Some put their faith in technology – enhancing the scope for knowing what is going on across all aspects of urban life – traffic, weather, crime, health, air quality, river levels and a host of environmental factors.

Conventional sector-based economic analysis in this context provides few useful clues. Far more importantly, the themes that cut across sector silos provide a rich agenda for Urban Resilience Officers.

  • Business start-ups and many established ventures need knowledge workers and a host of new skills.
  • Hospitals need citizens who can engage with remote diagnosis. Commuters need better information on public transport.
  • Whole cities need skilled advocates to attract inward investment.

These are just a few of the themes that mark out the differences between ‘smart cities’ and those who could claim to be developing intelligent communities.

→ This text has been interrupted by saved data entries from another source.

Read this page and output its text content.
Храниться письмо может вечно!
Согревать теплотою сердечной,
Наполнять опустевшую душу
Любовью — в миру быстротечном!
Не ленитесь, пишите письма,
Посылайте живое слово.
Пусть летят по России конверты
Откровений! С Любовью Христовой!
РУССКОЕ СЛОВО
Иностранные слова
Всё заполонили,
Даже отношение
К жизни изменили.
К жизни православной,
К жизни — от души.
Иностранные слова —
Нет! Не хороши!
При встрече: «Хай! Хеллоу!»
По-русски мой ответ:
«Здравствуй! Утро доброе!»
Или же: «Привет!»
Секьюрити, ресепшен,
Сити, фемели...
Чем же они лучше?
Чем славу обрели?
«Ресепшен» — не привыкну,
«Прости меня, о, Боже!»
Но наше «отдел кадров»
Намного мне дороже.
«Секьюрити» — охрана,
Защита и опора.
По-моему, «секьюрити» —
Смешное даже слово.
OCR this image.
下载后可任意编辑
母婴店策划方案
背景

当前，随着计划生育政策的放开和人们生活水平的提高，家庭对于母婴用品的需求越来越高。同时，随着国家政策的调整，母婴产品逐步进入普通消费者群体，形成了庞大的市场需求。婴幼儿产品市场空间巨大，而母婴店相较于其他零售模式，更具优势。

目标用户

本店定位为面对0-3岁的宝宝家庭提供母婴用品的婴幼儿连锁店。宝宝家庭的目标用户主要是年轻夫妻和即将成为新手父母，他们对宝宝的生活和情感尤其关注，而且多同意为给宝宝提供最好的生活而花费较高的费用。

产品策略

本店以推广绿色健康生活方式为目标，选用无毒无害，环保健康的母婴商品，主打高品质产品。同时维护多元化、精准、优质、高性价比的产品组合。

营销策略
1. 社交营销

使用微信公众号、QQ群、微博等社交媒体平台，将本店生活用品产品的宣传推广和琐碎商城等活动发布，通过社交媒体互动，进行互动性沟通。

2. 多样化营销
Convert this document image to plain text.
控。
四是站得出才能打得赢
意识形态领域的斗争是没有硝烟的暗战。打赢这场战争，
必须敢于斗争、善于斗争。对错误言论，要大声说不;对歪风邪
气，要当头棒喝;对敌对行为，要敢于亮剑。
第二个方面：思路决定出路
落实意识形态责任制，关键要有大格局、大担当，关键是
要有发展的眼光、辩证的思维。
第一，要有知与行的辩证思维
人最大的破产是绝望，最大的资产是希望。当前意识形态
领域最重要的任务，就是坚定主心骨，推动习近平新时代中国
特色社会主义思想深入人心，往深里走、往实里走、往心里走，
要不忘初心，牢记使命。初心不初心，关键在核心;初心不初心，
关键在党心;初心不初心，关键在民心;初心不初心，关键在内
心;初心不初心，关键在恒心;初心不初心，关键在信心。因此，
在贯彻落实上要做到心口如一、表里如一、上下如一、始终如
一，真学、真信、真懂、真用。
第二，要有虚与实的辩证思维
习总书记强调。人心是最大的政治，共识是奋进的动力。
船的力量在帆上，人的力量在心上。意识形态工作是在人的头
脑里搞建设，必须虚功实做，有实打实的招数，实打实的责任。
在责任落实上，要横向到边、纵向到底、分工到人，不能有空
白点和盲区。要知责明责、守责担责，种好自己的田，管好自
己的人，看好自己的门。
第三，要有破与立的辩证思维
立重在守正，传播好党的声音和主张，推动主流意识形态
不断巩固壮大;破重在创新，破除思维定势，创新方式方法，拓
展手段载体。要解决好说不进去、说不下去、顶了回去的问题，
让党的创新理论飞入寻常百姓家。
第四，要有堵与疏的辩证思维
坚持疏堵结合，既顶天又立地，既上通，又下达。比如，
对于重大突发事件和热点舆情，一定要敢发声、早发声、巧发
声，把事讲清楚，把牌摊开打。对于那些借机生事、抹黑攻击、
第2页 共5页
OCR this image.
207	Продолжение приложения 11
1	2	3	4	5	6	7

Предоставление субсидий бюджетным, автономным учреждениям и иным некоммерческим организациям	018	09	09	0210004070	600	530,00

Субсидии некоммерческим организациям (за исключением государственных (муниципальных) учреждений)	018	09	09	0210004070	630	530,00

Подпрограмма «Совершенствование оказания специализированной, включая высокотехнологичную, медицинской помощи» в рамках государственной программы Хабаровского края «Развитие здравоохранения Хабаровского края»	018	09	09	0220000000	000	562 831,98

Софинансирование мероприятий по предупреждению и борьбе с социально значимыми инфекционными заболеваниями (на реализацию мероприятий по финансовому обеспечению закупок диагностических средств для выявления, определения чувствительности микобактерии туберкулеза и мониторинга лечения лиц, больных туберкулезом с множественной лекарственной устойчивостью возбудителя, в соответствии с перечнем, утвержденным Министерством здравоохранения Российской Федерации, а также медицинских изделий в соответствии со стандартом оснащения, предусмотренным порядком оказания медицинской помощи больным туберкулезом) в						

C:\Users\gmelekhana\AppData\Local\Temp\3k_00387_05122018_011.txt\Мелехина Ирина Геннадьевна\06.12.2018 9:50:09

Investing in resilience is far more than assurance against unexpected disasters – for some shifts might be better-described as lost opportunities. The key lies with mayors and local leaders who are enabled to develop a holistic view of local needs – not just for economic growth but for wider societal wellbeing.

That is why, in June 2018, the Global Summit for the Intelligent Community Forum will be hosted in London to bring together mayors and civic leaders from around the world. Resilient Place-Making – a local priority – has become central to survival.